L'étranger

Luchino Visconti

d'après l'ouvrage d'Albert Camus





Fiche technique, 1967


Dans l'Algérie française, un employé de bureau sans relief mène une vie qui n'en montre pas plus. Prenant peu d'initiative, d'un tempérament affable, Meursault (Marcello Mastroianni) laisse la vie le conduire : le travail, la plage, des relations de voisinage superficielles résument son existence. Jugeant peu les gens comme les faits, rien ne semble réellement important, ou décisif. Le décès de sa mère l'affecte peu; les liens s'étaient distendus par désintérêt. Pas de rupture conflictuelle avec elle mais un simple ennui. Dans son acceptation placide du quotidien, Meursault s'engage dans une liaison avec une ancienne collègue (Anna Karina) que le hasard a placé sur ses pas. De l'amour ? Non, est-ce d'ailleurs nécessaire ? Plutôt une envie, une compagnie agréable, une simple amélioration d'un quotidien ordinaire. Le mariage ? Sans importance. Il se lie aussi d'amitié avec un proxénète, annonce de sa perte future.

La singularité du personnage de Meursault sera révélée grâce à un évènement insensé. La mise en situation ne va pas créer un être hors norme mais le découvrir. Sans élément déclencheur, des vies entières peuvent paraître inutiles quand leur hôte aura paru falot par manque d'occasion de rupture. Entraîné dans une sale histoire entre le proxénète et le frère de l'amante algérienne de celui-ci, Meursault va tuer. Sans le vouloir, sans le savoir, sans en mesurer les conséquences. Un acte insensé au sens premier du terme. Aveuglé par le couteau de l' " Arabe ", les sens affectés par un soleil de plomb, Meursault tire plusieurs coups de feu sur l'homme sans que cela obéisse à aucune nécessité de défense. Étonnamment, ce crime absurde n'entraîne ni remord ni sentiment de culpabilité chez celui qui, pourtant, est tout sauf un monstre. La question de l'importance, ou pas, d'un fait, d'un acte, d'une vie, dirige l'œuvre.
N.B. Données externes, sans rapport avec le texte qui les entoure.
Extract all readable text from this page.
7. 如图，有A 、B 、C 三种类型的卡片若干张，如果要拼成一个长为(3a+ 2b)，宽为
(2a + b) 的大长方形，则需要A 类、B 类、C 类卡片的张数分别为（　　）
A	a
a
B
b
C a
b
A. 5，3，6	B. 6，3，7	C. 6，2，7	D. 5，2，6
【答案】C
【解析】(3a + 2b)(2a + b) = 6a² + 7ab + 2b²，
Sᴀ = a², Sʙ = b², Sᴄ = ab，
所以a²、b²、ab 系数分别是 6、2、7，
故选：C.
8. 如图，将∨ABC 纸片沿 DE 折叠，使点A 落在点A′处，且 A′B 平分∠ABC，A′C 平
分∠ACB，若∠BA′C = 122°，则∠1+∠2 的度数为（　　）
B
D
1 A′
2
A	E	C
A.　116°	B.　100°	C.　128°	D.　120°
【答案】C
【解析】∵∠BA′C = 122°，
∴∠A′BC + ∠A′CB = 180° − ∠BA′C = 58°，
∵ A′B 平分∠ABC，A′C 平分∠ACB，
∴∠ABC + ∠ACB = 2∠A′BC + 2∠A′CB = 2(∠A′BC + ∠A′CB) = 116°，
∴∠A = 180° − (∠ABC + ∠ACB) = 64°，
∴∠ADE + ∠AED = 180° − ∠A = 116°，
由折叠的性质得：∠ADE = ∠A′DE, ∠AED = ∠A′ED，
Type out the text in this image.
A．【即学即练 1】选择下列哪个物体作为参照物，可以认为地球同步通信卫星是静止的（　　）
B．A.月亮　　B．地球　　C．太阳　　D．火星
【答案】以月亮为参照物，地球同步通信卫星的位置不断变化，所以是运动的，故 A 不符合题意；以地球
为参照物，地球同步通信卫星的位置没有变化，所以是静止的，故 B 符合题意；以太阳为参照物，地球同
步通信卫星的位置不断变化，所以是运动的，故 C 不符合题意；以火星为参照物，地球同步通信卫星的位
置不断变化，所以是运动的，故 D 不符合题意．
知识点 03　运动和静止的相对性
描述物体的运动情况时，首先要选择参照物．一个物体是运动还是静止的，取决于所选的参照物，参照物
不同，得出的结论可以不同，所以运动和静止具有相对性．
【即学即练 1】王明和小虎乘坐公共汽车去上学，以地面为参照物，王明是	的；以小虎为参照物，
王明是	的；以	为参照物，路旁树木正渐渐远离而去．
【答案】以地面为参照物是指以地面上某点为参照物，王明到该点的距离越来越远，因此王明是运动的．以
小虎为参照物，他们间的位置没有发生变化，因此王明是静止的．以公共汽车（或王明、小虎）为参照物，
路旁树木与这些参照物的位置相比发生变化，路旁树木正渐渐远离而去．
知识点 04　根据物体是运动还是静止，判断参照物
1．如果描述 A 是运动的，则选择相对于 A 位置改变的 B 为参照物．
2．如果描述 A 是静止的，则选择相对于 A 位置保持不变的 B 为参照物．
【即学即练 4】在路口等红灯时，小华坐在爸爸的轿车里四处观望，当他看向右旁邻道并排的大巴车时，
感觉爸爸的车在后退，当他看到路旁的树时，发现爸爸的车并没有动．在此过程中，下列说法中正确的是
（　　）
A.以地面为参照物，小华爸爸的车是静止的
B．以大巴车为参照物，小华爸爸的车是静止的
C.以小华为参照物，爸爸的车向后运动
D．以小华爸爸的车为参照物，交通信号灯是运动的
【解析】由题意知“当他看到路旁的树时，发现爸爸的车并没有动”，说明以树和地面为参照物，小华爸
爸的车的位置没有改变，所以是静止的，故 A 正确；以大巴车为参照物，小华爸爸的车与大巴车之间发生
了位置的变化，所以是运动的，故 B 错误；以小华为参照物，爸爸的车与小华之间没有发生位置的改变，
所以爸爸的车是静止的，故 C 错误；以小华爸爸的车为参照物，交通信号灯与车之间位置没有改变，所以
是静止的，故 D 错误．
Si Meursault montre une insensibilité totale, sa détention, son procès et sa condamnation révèlent, au monde comme à lui-même, un homme à la détermination sans faille et à la sincérité absolue. Meursault ne cache ni ne calcule. Organisé dans un crescendo magistral, le film livre son apothéose dans un face-à-face avec un prêtre. Parasite éternel, l'aumônier de la prison (Bruno Cremer) harcèle ses proies jusqu'à leur dernier souffle pour leur faire mettre genou à terre devant la sainte oppression catholique. Face au rapace ensoutané, à son hypocrisie et sa stupéfaction devant son incroyance assumée, jamais Meursault ne pliera. De son propre aveu, s'il ne mesure pas forcément ce qui est important, il sait par contre ce qui ne l'est pas : le dieu du prêtre, sa religion, son système. Les assauts du corbeau se heurtent à la détermination d'un homme que la guillotine prochaine ne fera pas s'effondrer. Avec l'élaboration ultime de ses convictions, Meursault affirme, sans héroïsme caricatural, sa liberté de rejeter les valeurs ordinairement jugées incontestables : le mariage, la religion, le deuil, la famille.

Jamais, bien sûr, Visconti et Camus ne légitiment l'acte criminel déclencheur. Le propos est ailleurs : comment une situation exceptionnelle, bien qu'injustifiable, permet à un individu de formaliser une pensée totalement détachée de toute convention, dans une réflexion qu'il n'avait jamais envisagé de mener auparavant.


France Culture a rediffusé, du 4 au 15 janvier 2010, un excellent feuilleton radiophonique sur L'étranger, suivi par des enregistrements d'Albert Camus à la fin de chaque épisode.